For nearly two years now, the U.S. Army has been offering free laser surgery for soldiers. The procedure, which usually results in patients being able to do away with wearing eyeglasses or contact lenses, has been increasingly popular over the last decade. For combat soldiers, losing eyeglasses, or having them broken, in combat, is quite common. Being able to see without needing glasses can be a lifesaver. First priority in getting the laser surgery goes to combat troops, especially if they are headed overseas for combat duty. Second priority goes to combat support troops. Anyone else on active duty comes after that. Most eligible combat troops have already had the procedure. For example, 8,000 paratroopers at Ft Bragg (where the 82nd Airborne Division is stationed), have had the laser eye surgery.

Every soldier knows what a hassle eyeglasses can be in combat, because they get a taste of it in basic training. The running and jumping, the dust, explosions and general chaos often send eyeglasses flying, or leave them damaged.
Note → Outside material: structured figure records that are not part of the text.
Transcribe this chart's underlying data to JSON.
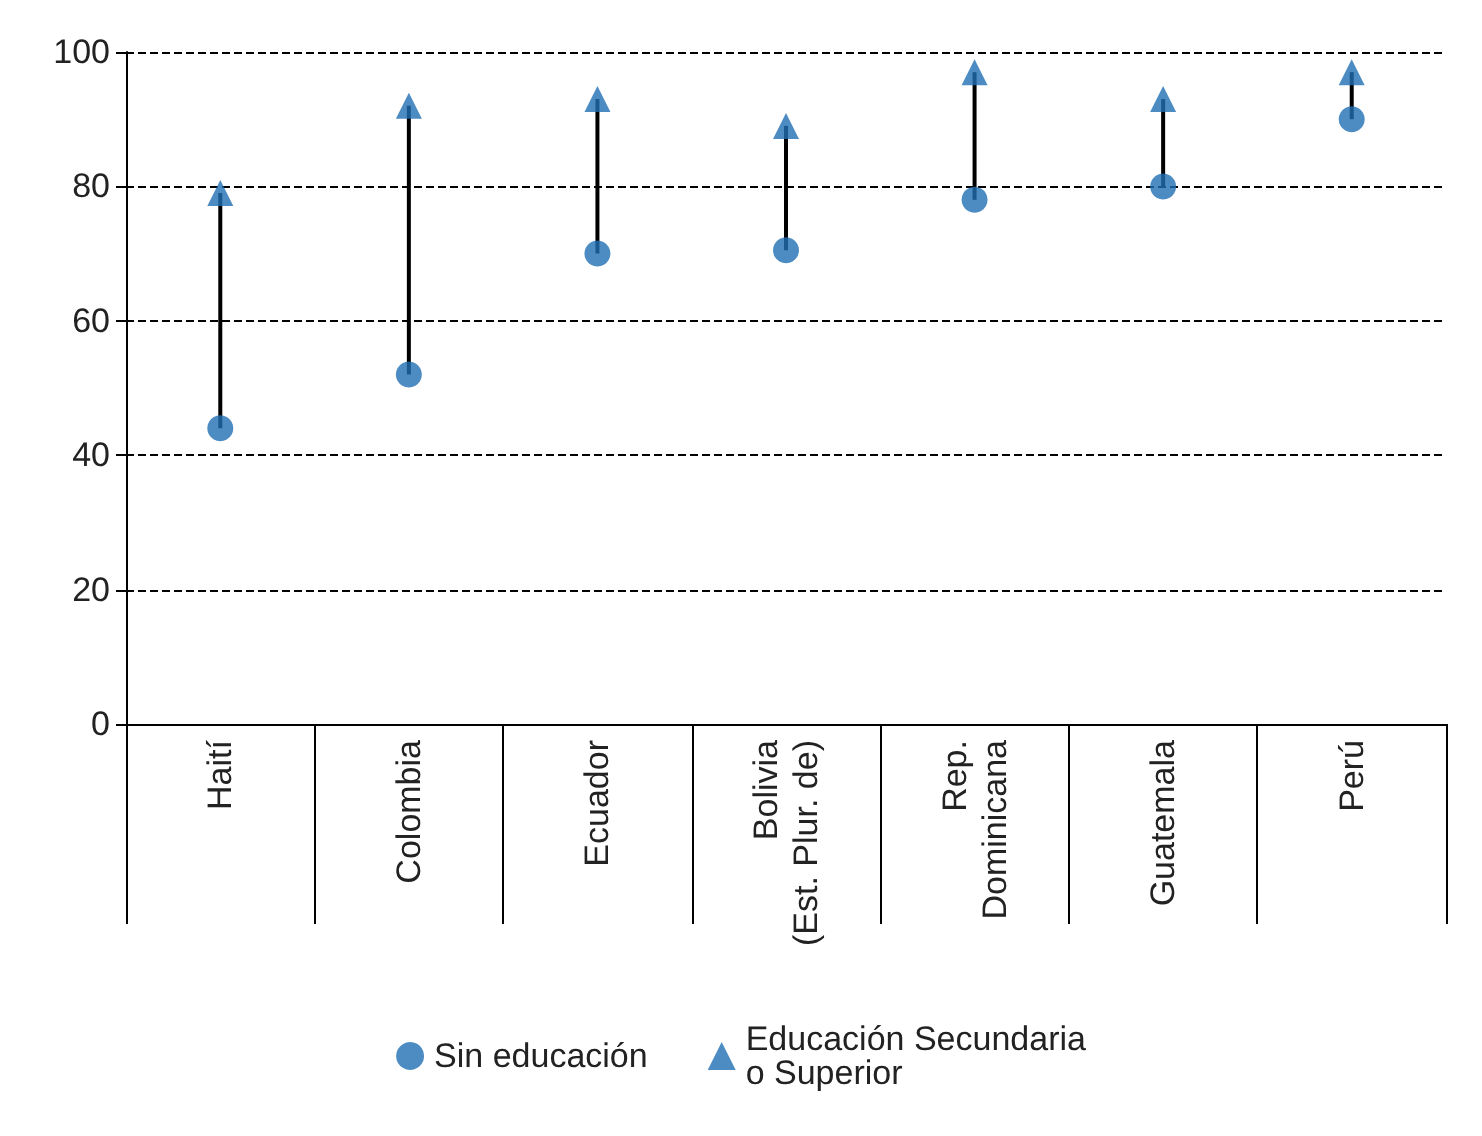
{
  "chart_data": {
    "type": "scatter",
    "categories": [
      "Haití",
      "Colombia",
      "Ecuador",
      "Bolivia\n(Est. Plur. de)",
      "Rep.\nDominicana",
      "Guatemala",
      "Perú"
    ],
    "series": [
      {
        "name": "Sin educación",
        "color": "#1f6fb4",
        "marker": "circle",
        "values": [
          44,
          52,
          70,
          70.5,
          78,
          80,
          90
        ]
      },
      {
        "name": "Educación Secundaria\no Superior",
        "color": "#1f6fb4",
        "marker": "triangle",
        "values": [
          79,
          92,
          93,
          89,
          97,
          93,
          97
        ]
      }
    ],
    "ylim": [
      0,
      100
    ],
    "yticks": [
      0,
      20,
      40,
      60,
      80,
      100
    ],
    "grid": "y",
    "line_style": "dashed",
    "legend": "bottom"
  }
}
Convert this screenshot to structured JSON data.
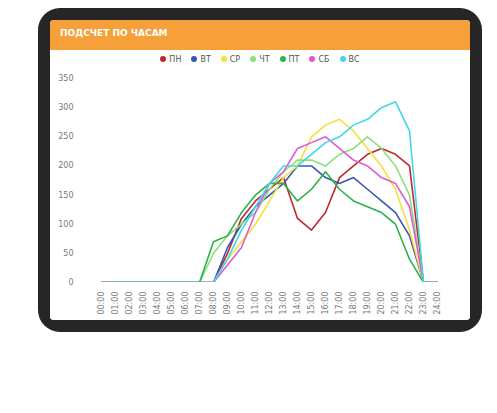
{
  "chart_data": {
    "type": "line",
    "title": "ПОДСЧЕТ ПО ЧАСАМ",
    "x": [
      "00:00",
      "01:00",
      "02:00",
      "03:00",
      "04:00",
      "05:00",
      "06:00",
      "07:00",
      "08:00",
      "09:00",
      "10:00",
      "11:00",
      "12:00",
      "13:00",
      "14:00",
      "15:00",
      "16:00",
      "17:00",
      "18:00",
      "19:00",
      "20:00",
      "21:00",
      "22:00",
      "23:00",
      "24:00"
    ],
    "series": [
      {
        "name": "ПН",
        "color": "#c0282d",
        "values": [
          0,
          0,
          0,
          0,
          0,
          0,
          0,
          0,
          0,
          50,
          110,
          140,
          160,
          180,
          110,
          90,
          120,
          180,
          200,
          220,
          230,
          220,
          200,
          0,
          0
        ]
      },
      {
        "name": "ВТ",
        "color": "#3a55b4",
        "values": [
          0,
          0,
          0,
          0,
          0,
          0,
          0,
          0,
          0,
          60,
          100,
          130,
          150,
          170,
          200,
          200,
          180,
          170,
          180,
          160,
          140,
          120,
          80,
          0,
          0
        ]
      },
      {
        "name": "СР",
        "color": "#f2e23a",
        "values": [
          0,
          0,
          0,
          0,
          0,
          0,
          0,
          0,
          0,
          40,
          70,
          100,
          140,
          180,
          200,
          250,
          270,
          280,
          260,
          230,
          200,
          160,
          90,
          0,
          0
        ]
      },
      {
        "name": "ЧТ",
        "color": "#8ee07a",
        "values": [
          0,
          0,
          0,
          0,
          0,
          0,
          0,
          0,
          50,
          80,
          100,
          120,
          160,
          190,
          210,
          210,
          200,
          220,
          230,
          250,
          230,
          200,
          150,
          0,
          0
        ]
      },
      {
        "name": "ПТ",
        "color": "#2bb24c",
        "values": [
          0,
          0,
          0,
          0,
          0,
          0,
          0,
          0,
          70,
          80,
          120,
          150,
          170,
          170,
          140,
          160,
          190,
          160,
          140,
          130,
          120,
          100,
          40,
          0,
          0
        ]
      },
      {
        "name": "СБ",
        "color": "#e05ad6",
        "values": [
          0,
          0,
          0,
          0,
          0,
          0,
          0,
          0,
          0,
          30,
          60,
          120,
          170,
          190,
          230,
          240,
          250,
          230,
          210,
          200,
          180,
          170,
          130,
          0,
          0
        ]
      },
      {
        "name": "ВС",
        "color": "#3fd8e8",
        "values": [
          0,
          0,
          0,
          0,
          0,
          0,
          0,
          0,
          0,
          40,
          90,
          130,
          170,
          200,
          200,
          220,
          240,
          250,
          270,
          280,
          300,
          310,
          260,
          0,
          0
        ]
      }
    ],
    "ylim": [
      0,
      350
    ],
    "yticks": [
      0,
      50,
      100,
      150,
      200,
      250,
      300,
      350
    ],
    "grid": false,
    "legend": "top"
  }
}
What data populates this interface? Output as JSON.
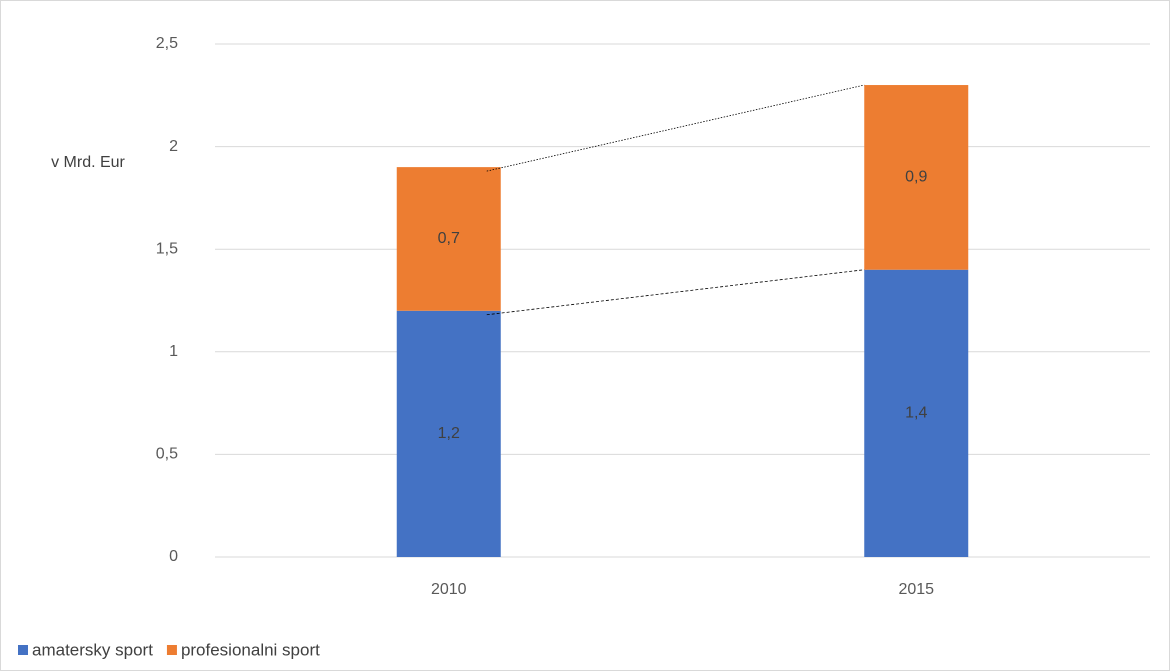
{
  "chart_data": {
    "type": "stacked_bar",
    "y_label": "v Mrd. Eur",
    "categories": [
      "2010",
      "2015"
    ],
    "series": [
      {
        "name": "amatersky sport",
        "color": "#4472c4",
        "values": [
          1.2,
          1.4
        ],
        "value_labels": [
          "1,2",
          "1,4"
        ]
      },
      {
        "name": "profesionalni sport",
        "color": "#ed7d31",
        "values": [
          0.7,
          0.9
        ],
        "value_labels": [
          "0,7",
          "0,9"
        ]
      }
    ],
    "ylim": [
      0,
      2.5
    ],
    "yticks": [
      0,
      {
        "value": 0.5,
        "label": "0,5"
      },
      1,
      {
        "value": 1.5,
        "label": "1,5"
      },
      2,
      {
        "value": 2.5,
        "label": "2,5"
      }
    ],
    "grid": true,
    "legend": "bottom-left"
  }
}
Moreover, combat soldiers are now more likely to use eyepiece sights (sniper scopes, night scopes, or the sight for the main gun on an M-1 tank), and these are easier to use without glasses. The army has set up its own clinics on eight major bases, and allows troops elsewhere to get the procedure from civilian eye doctors. The procedure itself only takes about ten minutes, and activity must be restricted for 30 days after so the eye can heal. The laser procedure has gone through several generations and is quite fast, effective and safe. The problem rate for the troops is practically zero.